Two of Wall Street's top analysts, Abby Joseph Cohen of Goldman Sachs and Greg Smith of Prudential Securities, both recommended that investors shift back into equities. But what is still uncertain is whether yesterday marks a long-term change of direction or a correction.
The Clinton administration continues to make soothing noises about the US economy, insisting that nothing it it justifies the market weakness and that growth will continue. The Deputy Treasury Secretary, Larry Summers, said at a briefing in Moscow: "We believe our fundamental economic policy is sound. We believe our people are working at record rates and we are determined to stay on a path of fiscal discipline that brought us to where we are."
However, there was no consistent pattern to yesterday's price movements in major markets. In London the FTSE swung wildly; at its lowest it was down 173.7 points, but it rallied to close at 5,169.1 - a day's loss of 80.3 points.

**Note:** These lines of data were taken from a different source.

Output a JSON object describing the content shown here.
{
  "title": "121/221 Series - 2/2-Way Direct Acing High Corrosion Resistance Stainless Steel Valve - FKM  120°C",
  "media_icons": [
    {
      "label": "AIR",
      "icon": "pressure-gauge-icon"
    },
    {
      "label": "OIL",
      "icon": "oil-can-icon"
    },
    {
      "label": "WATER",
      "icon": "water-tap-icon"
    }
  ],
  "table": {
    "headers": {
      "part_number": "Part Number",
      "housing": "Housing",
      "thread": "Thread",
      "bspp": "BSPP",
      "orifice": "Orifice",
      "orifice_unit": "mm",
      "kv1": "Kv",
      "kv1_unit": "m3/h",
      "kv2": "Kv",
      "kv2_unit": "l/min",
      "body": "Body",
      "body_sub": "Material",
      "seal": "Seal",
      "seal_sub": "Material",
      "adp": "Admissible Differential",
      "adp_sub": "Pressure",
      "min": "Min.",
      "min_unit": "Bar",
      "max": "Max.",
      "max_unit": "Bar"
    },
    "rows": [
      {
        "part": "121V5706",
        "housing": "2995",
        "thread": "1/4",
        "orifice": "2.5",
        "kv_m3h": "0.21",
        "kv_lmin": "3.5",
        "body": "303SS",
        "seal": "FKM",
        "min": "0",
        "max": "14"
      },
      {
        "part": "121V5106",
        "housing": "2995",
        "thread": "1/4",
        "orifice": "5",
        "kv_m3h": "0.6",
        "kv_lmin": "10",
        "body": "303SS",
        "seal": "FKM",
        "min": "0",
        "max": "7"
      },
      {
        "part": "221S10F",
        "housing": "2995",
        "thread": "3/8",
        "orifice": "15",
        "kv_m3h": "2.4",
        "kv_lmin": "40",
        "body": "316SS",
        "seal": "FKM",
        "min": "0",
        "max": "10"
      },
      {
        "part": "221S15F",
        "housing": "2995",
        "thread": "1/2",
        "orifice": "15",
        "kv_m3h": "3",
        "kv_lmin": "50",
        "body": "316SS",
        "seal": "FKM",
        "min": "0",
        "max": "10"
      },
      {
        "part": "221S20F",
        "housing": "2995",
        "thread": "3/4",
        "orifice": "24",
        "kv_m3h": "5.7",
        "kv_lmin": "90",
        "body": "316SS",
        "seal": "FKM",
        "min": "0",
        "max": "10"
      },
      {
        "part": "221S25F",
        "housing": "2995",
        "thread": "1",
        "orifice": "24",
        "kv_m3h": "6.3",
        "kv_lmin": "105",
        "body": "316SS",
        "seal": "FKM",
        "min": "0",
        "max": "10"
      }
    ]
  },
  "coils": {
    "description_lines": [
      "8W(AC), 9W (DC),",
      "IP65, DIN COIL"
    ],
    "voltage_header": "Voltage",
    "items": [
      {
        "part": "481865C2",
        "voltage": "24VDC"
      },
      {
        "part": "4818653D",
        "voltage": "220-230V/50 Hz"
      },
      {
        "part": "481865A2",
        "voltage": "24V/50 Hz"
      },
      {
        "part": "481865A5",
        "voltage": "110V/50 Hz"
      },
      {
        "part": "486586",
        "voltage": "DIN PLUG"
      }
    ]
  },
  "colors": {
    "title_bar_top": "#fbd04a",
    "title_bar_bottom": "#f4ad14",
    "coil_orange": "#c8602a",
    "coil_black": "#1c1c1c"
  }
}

This was much less than expected, given that the London market was closed for on Monday and had some catching up to do after the Dow plunged 512.61 pointsthat day.
There is as yet little assurance that the volatility on Wall Street is over. "Wall Street still looks very vulnerable," said Ian Harwood, head of Economics and Strategy at DKB.
"The reason it has been going down is that people have begun to realise that company earnings expectations are unrealistic," said Mr Harwood. "To expect 15 per cent profits growth to continue next year is manifestly absurd."
Most other markets resisted the Dow's Monday slump. In Japan the Nikkei showed an unexpected bounce, gaining 261.74 points to close at 14,369.63. But Hong Kong lost nearly 3 per cent of its value.
Most markets in Europe followed the same muted pattern as London. The heaviest fall was in Milan, where prices fell by 2 per cent. But the Paris CAC-40 index was down only 5.56 points at 3,646.29, while in Germany the DAX, helped by Wall Street's rally, rose by 44.61 points to 4,855.89.